Ethereum’s Inflation Problem
A crypto analyst, Thor Hartvigsen, recently pointed out that Ethereum’s fee generation has been declining, especially since the introduction of “blobs” in March. Blobs allow Layer 2 (L2) solutions to bypass paying high fees to Ethereum, shifting activity away from the main network. This has resulted in Ethereum becoming slightly inflationary, with a yearly inflation rate of around 0.7%.

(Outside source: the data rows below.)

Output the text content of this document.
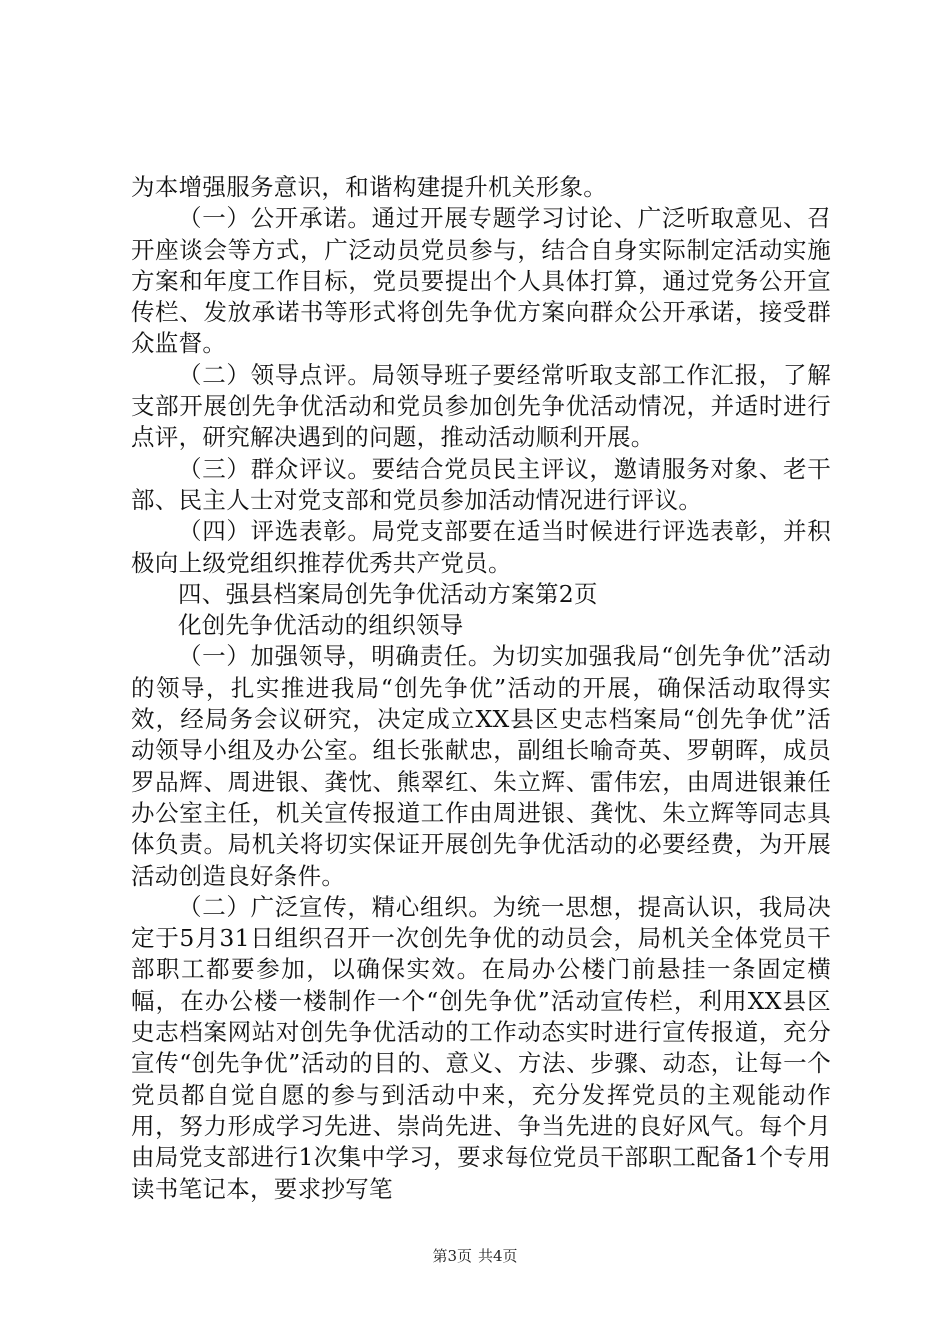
为本增强服务意识，和谐构建提升机关形象。

（一）公开承诺。通过开展专题学习讨论、广泛听取意见、召开座谈会等方式，广泛动员党员参与，结合自身实际制定活动实施方案和年度工作目标，党员要提出个人具体打算，通过党务公开宣传栏、发放承诺书等形式将创先争优方案向群众公开承诺，接受群众监督。

（二）领导点评。局领导班子要经常听取支部工作汇报，了解支部开展创先争优活动和党员参加创先争优活动情况，并适时进行点评，研究解决遇到的问题，推动活动顺利开展。

（三）群众评议。要结合党员民主评议，邀请服务对象、老干部、民主人士对党支部和党员参加活动情况进行评议。

（四）评选表彰。局党支部要在适当时候进行评选表彰，并积极向上级党组织推荐优秀共产党员。

四、强县档案局创先争优活动方案第2页

化创先争优活动的组织领导

（一）加强领导，明确责任。为切实加强我局“创先争优”活动的领导，扎实推进我局“创先争优”活动的开展，确保活动取得实效，经局务会议研究，决定成立XX县区史志档案局“创先争优”活动领导小组及办公室。组长张献忠，副组长喻奇英、罗朝晖，成员罗品辉、周进银、龚忱、熊翠红、朱立辉、雷伟宏，由周进银兼任办公室主任，机关宣传报道工作由周进银、龚忱、朱立辉等同志具体负责。局机关将切实保证开展创先争优活动的必要经费，为开展活动创造良好条件。

（二）广泛宣传，精心组织。为统一思想，提高认识，我局决定于5月31日组织召开一次创先争优的动员会，局机关全体党员干部职工都要参加，以确保实效。在局办公楼门前悬挂一条固定横幅，在办公楼一楼制作一个“创先争优”活动宣传栏，利用XX县区史志档案网站对创先争优活动的工作动态实时进行宣传报道，充分宣传“创先争优”活动的目的、意义、方法、步骤、动态，让每一个党员都自觉自愿的参与到活动中来，充分发挥党员的主观能动作用，努力形成学习先进、崇尚先进、争当先进的良好风气。每个月由局党支部进行1次集中学习，要求每位党员干部职工配备1个专用读书笔记本，要求抄写笔

第3页 共4页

Impact on Non-Stakers and Stakers
This inflation affects different groups differently:
- Non-stakers: They used to benefit from Ethereum’s burn mechanism, which reduced the overall supply of ETH. However, with lower fees and blobs, they are seeing less benefit from this burn.
- Stakers:
They capture all fees, either through the burn or staking rewards. However, they’ve also seen a significant drop in fees, raising concerns about the sustainability of Ethereum’s “ultra-sound money” narrative.
Ethereum’s Future
Hartvigsen believes that Ethereum’s ultra-sound money narrative is no longer valid. He argues that Ethereum is now more similar to other Layer 1 blockchains like Solana and Avalanche, which also face inflationary pressures.
One potential solution is to increase the fees that L2s pay to Ethereum, but this could make Ethereum less competitive.
Ultimately, Ethereum, like other infrastructure layers, needs to find a new way to maintain its value proposition.